Farrell took a personal injury case, alleging he suffered neck and shoulder issues which affected his personal and professional life for up to 18 months following a minor car accident in Drumcondra, Dublin, in 2015. When the case came before the court he was confronted with pictures of himself on a ladder, with his hands on a election poster, turning his head.
The judge called the case “somewhat unusual” and said “there is little or no notation to back up a claim of significant whiplash”. He also said Farrell had not suffered a “significant injury” and awarded him only €2,500, which is chump change in personal injury terms.
When all of this came to light, Farrell benefited from a few blessings. The first was that he, unlike Bailey and the prince, did not possess a glamorous image that editors wanted to keep featuring for months on end. More imporcase, tantly, he understood that, to use a grandmotherly expression, ‘a shut mouth catches no flies’. He gave a terse statement saying “liability for the accident was admitted and I am satisfied that the matter is concluded” and thereafter refused all requests for interviews.
The writer John McGahern once wrote that ‘say nothing’ was one of the catchphrases of the Republic in the 1950s and it was also one of the slogans of the Troubles. In the era of social media swarming and cancel culture it has been given a new relevance.
An interview that purports to draw a line under something rarely does that. It instead puts media on notice that the interviewee is prepared, under certain circumstances, to discuss the issue — precipitating a deluge of further interview requests. Both Maria Bailey and Prince Andrew were convinced that they could make a persuasive but both came unprepared to answer basic questions about their behaviour and tone and body language — in the case of Andrew — was also an issue.
It is possible there were other factors, not totally connected to common sense, which drove these fateful interviews. Prince Andrew said his motivations were partly to do with his own mental health. Bailey had a note of desperation in her voice, but this emotion was always going to be heightened during an on-air interrogation. Once both had spoken the feeding frenzy began. Some stories need the tone and colour of their protagonists to really move them along. We knew all along about the chicanery of David Drumm, for instance, but it was only the dismissiveness of his language on the so-called Anglo Tapes that really brought home just how nefarious he had been. With Bailey and the prince, every nuance of their language was scrutinised afterward for inconsistencies. They were wholly unprepared to answer basic questions about their behaviour. They both, at times, appeared to hide behind their lawyers, blissfully unaware that the court of public opinion was already in session. They turned their PR drives into public trials and Sean O’Rourke and Emily Maitlis were careful, methodical prosecutors.
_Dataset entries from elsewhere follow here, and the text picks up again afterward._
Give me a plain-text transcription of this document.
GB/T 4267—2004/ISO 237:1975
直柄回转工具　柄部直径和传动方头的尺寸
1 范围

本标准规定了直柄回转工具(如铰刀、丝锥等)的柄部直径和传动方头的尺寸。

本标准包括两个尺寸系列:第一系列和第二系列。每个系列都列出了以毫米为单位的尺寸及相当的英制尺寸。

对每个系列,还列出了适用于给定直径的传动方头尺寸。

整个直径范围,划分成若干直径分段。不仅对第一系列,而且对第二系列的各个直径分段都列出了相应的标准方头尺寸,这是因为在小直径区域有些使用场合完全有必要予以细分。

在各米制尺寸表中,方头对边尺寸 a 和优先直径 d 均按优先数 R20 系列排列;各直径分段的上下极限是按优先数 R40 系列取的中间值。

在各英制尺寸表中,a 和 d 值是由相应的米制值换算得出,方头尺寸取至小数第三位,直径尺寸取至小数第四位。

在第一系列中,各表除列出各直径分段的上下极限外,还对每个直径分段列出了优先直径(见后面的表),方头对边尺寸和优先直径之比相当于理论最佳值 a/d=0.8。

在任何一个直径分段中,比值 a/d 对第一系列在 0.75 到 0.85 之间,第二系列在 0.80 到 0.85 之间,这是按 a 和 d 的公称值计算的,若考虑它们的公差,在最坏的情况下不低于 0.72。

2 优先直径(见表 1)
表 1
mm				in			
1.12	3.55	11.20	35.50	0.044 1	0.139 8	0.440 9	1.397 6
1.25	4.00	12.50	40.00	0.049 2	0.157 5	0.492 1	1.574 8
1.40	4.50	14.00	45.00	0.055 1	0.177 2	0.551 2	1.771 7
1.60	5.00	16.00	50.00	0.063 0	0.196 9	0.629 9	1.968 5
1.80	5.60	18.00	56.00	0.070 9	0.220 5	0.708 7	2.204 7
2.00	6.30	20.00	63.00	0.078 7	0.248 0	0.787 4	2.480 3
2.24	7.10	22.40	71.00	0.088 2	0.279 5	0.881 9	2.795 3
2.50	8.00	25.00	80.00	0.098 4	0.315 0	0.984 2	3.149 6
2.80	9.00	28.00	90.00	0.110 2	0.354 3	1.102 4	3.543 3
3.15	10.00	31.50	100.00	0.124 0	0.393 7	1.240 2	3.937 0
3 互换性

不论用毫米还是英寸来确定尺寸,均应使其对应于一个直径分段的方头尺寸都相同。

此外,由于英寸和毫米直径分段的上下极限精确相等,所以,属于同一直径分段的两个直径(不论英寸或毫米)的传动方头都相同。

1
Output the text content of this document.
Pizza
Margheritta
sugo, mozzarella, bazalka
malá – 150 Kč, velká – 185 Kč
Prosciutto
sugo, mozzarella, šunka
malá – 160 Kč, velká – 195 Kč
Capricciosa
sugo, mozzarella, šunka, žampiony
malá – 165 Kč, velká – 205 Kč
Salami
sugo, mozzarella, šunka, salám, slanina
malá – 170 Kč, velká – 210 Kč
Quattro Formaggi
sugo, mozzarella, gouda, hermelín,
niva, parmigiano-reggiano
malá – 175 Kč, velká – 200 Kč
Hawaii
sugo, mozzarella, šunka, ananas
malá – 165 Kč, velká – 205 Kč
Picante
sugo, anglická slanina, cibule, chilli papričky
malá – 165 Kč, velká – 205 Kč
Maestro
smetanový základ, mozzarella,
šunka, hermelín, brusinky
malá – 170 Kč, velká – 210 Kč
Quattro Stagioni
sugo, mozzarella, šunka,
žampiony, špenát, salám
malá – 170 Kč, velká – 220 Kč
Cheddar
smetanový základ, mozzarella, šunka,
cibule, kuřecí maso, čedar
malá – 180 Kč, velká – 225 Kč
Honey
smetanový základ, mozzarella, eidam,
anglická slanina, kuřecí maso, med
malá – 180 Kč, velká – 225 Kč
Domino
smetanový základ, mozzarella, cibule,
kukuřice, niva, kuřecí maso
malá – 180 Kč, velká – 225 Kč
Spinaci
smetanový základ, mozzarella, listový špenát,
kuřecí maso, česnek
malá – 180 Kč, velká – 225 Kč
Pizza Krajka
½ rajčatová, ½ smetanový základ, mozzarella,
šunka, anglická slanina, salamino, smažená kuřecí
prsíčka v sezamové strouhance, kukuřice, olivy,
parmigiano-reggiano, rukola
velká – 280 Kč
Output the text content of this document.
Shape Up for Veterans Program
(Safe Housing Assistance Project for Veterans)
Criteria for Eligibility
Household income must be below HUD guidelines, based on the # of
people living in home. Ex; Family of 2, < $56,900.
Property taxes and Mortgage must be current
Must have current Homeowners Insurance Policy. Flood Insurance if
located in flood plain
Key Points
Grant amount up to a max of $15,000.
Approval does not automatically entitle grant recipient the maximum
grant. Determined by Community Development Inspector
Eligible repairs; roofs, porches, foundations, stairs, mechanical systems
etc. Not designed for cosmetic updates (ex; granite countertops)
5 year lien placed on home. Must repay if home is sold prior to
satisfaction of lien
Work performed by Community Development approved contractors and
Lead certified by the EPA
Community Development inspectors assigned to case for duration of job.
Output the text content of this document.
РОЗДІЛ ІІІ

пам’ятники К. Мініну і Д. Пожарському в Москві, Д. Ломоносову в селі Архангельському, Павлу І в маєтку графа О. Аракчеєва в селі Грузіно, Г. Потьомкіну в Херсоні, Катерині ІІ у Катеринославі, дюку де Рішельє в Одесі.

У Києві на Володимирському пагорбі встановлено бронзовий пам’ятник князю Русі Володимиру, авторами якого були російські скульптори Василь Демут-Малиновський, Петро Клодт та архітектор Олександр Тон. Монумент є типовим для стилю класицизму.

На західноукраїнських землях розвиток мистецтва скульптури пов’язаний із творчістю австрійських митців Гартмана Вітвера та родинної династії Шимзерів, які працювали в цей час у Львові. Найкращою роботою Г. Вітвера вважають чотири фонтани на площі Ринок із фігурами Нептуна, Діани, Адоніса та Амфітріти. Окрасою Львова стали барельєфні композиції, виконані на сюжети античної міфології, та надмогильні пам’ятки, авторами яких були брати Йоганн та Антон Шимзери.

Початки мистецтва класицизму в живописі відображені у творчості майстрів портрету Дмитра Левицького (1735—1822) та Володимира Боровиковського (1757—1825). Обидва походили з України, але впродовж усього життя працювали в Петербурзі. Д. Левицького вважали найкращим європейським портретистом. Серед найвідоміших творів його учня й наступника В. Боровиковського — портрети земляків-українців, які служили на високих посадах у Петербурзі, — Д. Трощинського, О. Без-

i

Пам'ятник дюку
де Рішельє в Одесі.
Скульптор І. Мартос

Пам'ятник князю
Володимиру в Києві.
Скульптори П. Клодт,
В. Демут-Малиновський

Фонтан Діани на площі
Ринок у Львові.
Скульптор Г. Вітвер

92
2019 has been, in some ways, the year of the devastating interview. Besides Bailey and Andrew, we also had rapper R Kelly, who thought tears and recriminations would save him during his televised conversation with Gayle King this past spring.
Prince Andrew was reportedly considering a follow-up interview after his disaster last weekend. Even still, he hadn’t learnt the lesson: that sometimes saying nothing really is the best thing.
It’s one that Alan Farrell could have surely taught him.